Анархизм эры насилия начался во Франции сразу же после празднования столетия Французской революции. Два года длился террор, насаждавшийся динамитом, ножом и пистолетом, убивавший людей и простых и знатных, уничтожавший собственность и порождавший страх. Сигнал подал в 1892 году человек, чье имя, Равашоль, казалось, символизировало «бунт и ненависть»33. Акт, совершенный им, как и другие подобные деяния, был вызван мщением за товарищей, пострадавших от государства.
В день 1 мая 1891 года на демонстрацию рабочих в Клиши, пролетарском пригороде Парижа, возглавлявшуюся les anarchos с красными флагами и революционными лозунгами, напала конная полиция. В завязавшейся схватке пятеро полицейских получили легкие и трое анархистских вожаков – тяжелые ранения. Анархистов арестовали и истекавших кровью подвергли passage à tabac, зверскому избиению между двумя рядами полицейских, наносивших им удары чем попало, в том числе и револьверами. На суде обвинитель Бюло утверждал, что один из них накануне призывал рабочих вооружаться и наставлял: «Если появится полиция, не бойтесь и убивайте их как собак! Долой правительство! Vive la révolution!» Бюло потребовал смертной казни для всей троицы, чего ему, очевидно, не следовало делать, поскольку убийств не было. Месье Бенуа, председатель суда, одного обвиняемого оправдал, а двоих приговорил к пяти и трем годам тюремного заключения, максимально возможным срокам в подобных обстоятельствах.

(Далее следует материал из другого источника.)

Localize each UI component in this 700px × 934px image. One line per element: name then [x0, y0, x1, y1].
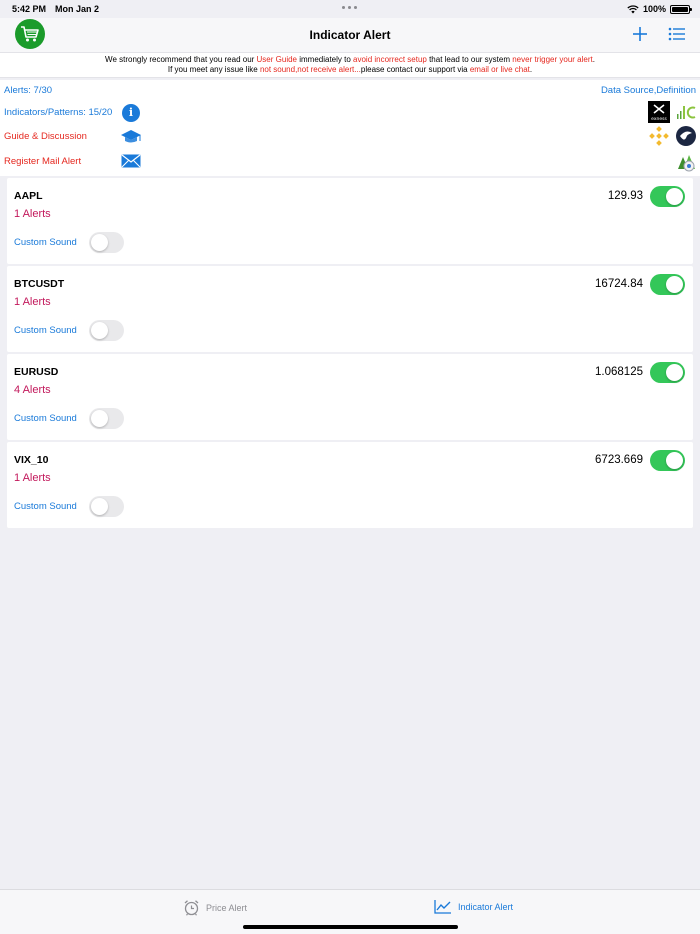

Через шесть месяцев после суда бомбой был взорван дом месье Бенуа на бульваре Сен-Жермен. Спустя две недели, 27 марта, взорвалась бомба, подложенная в дом Бюло, обвинителя, на улице Клиши. Полиция распространила описание подозреваемого преступника: худощавый, но мускулистый молодой человек в возрасте чуть более двадцати лет, скуластый, бородатый, имеющий нездоровый желтый цвет лица и шрам между большим и указательным пальцем левой руки. В день второго взрыва мужчина с такой внешностью обедал в ресторанчике «Вери» на бульваре Мажента и обсуждал с официантом по имени Жюль Леро происшествие, о котором еще никто не знал. К тому же он высказывал антивоенные и анархистские взгляды. Леро насторожился, но не предпринял никаких действий. Через два дня мужчина пришел снова, и на этот раз официант, заметив шрам на руке, вызвал полицию. Когда полицейские прибыли, худощавый молодой человек вдруг превратился в гиганта, обладавшего огромной силой, и потребовалось десять человек и немало времени для того, чтобы его скрутить и арестовать.